Note that this first step covers already around 88% of all synsets.
Results are in file: glossmatches-m.ttl
An additional twelve Wordnet 3.0 synsets where found which had a mapping to two Wordnet 2.0 synsets,
based on identical gloss and label,
and two Wordnet 3.0 synsets that where both mapped to the same Wordnet 2.0 synset
Results are in file: glossmatches-p.ttl
Since the mappings in the file above are ambiguous, we will ignore them in the following steps.
-
Step two: detecting synsets with identical label
and strong family resemblences.
-
For all the 3.0 synsets not having a one-to-one mapping already, I've
looked at 2.0 synsets that have identical labels and:
- Both have a matching broader and narrower synset
in the hyponym that was already matched by an
earlier step.
Results are in file:
label-childparent-matches.ttl (1,272/1,550).
- Only have a broader (based on hyponym, meronym or instance) match.

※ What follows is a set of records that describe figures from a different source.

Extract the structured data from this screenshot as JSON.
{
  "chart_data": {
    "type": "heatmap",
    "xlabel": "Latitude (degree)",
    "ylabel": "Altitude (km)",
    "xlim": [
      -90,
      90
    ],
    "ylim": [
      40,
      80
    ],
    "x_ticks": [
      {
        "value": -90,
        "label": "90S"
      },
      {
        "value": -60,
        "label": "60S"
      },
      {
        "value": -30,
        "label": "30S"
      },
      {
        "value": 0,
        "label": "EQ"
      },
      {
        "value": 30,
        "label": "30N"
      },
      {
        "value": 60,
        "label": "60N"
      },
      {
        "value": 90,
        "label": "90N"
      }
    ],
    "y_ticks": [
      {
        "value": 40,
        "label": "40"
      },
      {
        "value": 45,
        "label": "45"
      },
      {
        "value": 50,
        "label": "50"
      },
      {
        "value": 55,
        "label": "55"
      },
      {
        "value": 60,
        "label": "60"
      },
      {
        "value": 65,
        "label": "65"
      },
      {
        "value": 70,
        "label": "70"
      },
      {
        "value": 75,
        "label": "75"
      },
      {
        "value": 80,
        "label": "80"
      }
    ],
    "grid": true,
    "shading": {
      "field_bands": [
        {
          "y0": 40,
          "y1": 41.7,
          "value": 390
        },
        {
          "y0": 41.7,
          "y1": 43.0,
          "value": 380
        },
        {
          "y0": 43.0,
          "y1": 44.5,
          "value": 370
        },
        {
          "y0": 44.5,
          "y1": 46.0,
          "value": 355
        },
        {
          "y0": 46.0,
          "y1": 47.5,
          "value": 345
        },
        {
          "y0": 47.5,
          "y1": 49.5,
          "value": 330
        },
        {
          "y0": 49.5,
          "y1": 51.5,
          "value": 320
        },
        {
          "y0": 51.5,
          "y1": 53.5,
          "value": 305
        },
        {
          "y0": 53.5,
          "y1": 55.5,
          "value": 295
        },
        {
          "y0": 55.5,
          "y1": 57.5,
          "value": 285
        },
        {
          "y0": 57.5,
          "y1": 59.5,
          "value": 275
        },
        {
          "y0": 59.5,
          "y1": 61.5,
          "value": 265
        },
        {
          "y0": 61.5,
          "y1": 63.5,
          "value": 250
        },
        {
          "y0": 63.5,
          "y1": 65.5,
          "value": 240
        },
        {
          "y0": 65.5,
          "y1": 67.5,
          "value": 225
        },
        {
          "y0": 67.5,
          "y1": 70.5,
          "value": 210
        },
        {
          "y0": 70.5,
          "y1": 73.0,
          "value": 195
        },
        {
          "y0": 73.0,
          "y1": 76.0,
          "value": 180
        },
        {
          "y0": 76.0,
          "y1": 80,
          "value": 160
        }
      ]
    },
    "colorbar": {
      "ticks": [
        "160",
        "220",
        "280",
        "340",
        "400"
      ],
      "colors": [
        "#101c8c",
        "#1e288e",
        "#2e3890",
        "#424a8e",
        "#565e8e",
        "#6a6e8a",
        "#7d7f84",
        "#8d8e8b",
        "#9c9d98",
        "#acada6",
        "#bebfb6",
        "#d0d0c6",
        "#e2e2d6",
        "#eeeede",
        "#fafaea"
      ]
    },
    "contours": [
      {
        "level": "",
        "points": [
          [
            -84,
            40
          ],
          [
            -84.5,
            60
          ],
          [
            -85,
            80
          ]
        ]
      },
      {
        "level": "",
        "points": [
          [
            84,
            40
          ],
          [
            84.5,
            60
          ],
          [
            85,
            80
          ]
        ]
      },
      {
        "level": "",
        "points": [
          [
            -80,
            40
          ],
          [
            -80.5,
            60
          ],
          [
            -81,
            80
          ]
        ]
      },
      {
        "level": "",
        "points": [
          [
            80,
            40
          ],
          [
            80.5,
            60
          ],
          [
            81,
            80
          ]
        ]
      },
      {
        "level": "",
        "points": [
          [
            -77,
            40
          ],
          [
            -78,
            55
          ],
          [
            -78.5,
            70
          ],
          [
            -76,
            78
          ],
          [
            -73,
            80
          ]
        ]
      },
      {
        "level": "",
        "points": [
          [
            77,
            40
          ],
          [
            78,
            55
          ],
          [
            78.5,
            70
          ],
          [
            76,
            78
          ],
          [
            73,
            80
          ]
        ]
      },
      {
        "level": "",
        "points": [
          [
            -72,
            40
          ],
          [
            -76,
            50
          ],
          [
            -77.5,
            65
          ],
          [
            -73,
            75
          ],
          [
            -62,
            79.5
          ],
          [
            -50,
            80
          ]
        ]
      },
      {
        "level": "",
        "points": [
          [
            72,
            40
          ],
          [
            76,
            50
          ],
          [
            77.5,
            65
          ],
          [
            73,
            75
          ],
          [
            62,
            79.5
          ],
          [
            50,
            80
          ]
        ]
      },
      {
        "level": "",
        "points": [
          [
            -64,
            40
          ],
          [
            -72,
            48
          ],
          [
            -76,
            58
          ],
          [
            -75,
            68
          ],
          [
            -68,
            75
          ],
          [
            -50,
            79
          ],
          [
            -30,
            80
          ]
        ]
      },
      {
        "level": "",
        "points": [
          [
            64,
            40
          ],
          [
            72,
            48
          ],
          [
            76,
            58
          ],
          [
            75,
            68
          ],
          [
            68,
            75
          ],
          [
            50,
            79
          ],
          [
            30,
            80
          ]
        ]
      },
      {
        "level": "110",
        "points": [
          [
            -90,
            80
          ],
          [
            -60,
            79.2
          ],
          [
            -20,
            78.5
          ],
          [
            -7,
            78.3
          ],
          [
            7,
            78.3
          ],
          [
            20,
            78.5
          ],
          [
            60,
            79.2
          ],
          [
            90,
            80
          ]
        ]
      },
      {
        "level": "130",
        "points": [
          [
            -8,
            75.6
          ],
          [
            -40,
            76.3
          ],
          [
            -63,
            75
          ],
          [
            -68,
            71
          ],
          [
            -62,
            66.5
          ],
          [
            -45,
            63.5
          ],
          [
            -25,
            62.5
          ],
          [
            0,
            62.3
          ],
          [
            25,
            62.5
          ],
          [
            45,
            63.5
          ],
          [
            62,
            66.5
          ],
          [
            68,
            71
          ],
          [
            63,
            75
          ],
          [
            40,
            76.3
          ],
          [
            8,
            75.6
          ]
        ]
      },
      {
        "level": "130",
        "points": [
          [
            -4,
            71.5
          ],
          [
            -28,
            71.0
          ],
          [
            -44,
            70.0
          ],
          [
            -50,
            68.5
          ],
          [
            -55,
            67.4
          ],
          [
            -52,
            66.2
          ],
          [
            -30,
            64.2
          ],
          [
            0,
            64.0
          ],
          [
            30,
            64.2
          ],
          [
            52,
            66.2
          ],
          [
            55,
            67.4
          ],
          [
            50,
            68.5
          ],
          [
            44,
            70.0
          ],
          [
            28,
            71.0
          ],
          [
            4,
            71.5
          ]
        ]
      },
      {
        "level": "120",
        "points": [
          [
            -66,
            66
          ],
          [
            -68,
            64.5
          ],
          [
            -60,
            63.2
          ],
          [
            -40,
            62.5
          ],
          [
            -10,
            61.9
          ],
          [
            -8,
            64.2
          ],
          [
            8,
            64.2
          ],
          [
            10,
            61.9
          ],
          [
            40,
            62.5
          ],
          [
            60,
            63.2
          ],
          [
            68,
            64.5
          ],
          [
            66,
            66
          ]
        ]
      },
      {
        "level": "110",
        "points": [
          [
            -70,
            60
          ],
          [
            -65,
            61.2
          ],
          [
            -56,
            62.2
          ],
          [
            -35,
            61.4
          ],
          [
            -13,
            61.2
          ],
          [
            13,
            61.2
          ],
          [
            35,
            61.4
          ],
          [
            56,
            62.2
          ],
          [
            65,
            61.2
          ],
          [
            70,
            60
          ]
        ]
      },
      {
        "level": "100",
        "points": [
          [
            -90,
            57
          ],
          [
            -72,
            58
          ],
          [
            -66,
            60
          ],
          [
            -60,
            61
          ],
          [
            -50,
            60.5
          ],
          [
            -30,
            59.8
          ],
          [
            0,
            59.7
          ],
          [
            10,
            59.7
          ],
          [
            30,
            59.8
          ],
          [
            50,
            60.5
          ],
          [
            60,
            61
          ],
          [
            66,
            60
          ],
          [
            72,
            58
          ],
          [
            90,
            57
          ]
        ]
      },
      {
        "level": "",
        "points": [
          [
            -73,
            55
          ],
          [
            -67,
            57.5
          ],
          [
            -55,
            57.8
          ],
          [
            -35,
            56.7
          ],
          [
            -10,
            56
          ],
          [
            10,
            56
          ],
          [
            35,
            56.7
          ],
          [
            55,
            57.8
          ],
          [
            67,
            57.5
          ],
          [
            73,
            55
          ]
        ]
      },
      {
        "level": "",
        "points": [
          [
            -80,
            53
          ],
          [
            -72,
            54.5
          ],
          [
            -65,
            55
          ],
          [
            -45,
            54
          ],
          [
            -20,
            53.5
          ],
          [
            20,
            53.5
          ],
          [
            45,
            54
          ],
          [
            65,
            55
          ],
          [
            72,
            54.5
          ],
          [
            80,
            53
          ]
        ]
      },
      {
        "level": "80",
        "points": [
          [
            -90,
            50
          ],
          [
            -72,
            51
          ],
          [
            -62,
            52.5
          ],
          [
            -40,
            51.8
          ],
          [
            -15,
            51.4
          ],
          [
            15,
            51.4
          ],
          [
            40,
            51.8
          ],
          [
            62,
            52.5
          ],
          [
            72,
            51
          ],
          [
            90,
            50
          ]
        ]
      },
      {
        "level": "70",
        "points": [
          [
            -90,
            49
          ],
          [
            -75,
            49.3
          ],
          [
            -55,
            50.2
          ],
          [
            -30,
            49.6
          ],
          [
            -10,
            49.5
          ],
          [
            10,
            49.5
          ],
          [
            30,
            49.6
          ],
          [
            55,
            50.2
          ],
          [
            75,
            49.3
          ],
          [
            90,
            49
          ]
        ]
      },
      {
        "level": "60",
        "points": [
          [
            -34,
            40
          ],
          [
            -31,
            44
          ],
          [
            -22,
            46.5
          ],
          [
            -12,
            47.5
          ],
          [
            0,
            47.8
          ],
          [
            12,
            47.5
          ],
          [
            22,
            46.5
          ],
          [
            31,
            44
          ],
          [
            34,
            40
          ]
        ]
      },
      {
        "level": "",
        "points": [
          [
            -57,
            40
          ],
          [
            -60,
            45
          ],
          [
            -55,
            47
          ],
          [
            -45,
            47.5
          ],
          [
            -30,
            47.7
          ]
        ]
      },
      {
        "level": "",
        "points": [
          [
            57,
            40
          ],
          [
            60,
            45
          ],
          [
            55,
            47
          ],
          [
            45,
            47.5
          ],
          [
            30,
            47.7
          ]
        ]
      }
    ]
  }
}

Results are in file: label-parent-matches.ttl (3,396/3,682).
Results are in file: label-meronym-matches.ttl (1,403/1,561).

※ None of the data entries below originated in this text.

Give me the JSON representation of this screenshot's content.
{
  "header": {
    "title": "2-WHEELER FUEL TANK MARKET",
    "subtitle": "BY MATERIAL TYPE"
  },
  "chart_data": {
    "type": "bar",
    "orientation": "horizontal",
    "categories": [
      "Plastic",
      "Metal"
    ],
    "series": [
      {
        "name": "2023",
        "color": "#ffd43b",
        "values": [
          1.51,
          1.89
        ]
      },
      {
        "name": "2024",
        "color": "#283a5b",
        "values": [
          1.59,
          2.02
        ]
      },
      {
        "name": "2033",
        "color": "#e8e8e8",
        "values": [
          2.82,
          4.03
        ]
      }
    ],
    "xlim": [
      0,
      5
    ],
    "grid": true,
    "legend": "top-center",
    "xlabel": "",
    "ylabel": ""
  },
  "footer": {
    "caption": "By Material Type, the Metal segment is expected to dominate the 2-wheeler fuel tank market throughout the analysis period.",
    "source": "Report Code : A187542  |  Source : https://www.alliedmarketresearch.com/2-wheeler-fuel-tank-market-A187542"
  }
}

Results are in file: label-instance-matches.ttl (507/486).
- Only have a narrower (hyponym axis) match.
Results are in file: label-child-matches.ttl (309/141).
-
If non of the above applies, but a label occurs
only once in wn30 and also only once in wn20
(within the same part of speech), we consider the corresponding
synsets to match as well.
Results are in file:
label-unique-matches.ttl (1562/1200).
-
If non of the above applies, but the labels match
and the glosses are very similar, we consider the corresponding
synsets to match as well.
Results are in file:
label-neargloss-matches.ttl (823/666).
- Before saving the above 3 results, we have
removed the synsets for which this step three resulted in ambiguous alignments,
and saved this ambigous mappings in a separate file.
Results are in file:
ambiguous-label-pc-matches.ttl (253/279).
- Step three: rerun step two
- We rerun step two multiple times to take
advantage of the new mappings generated. Repeat
until no new mappings are found (this was the case
after three repetitions). The second number in the
statics above shows the number on which this stabelizes.
Analysis of recall
This leaves us with
117657 - 103339 - 1550 - 3682 - 1561 - 486 - 141 - 1200 - 666 - 165 = 4869
unmapped synsets.
These are in the file:
to_be_mapped.ttl (4869)
A quick manual inspection showed that many of
these unmapped synsets are new senses of existing words.
Improvements on the mappings will be posted on this site.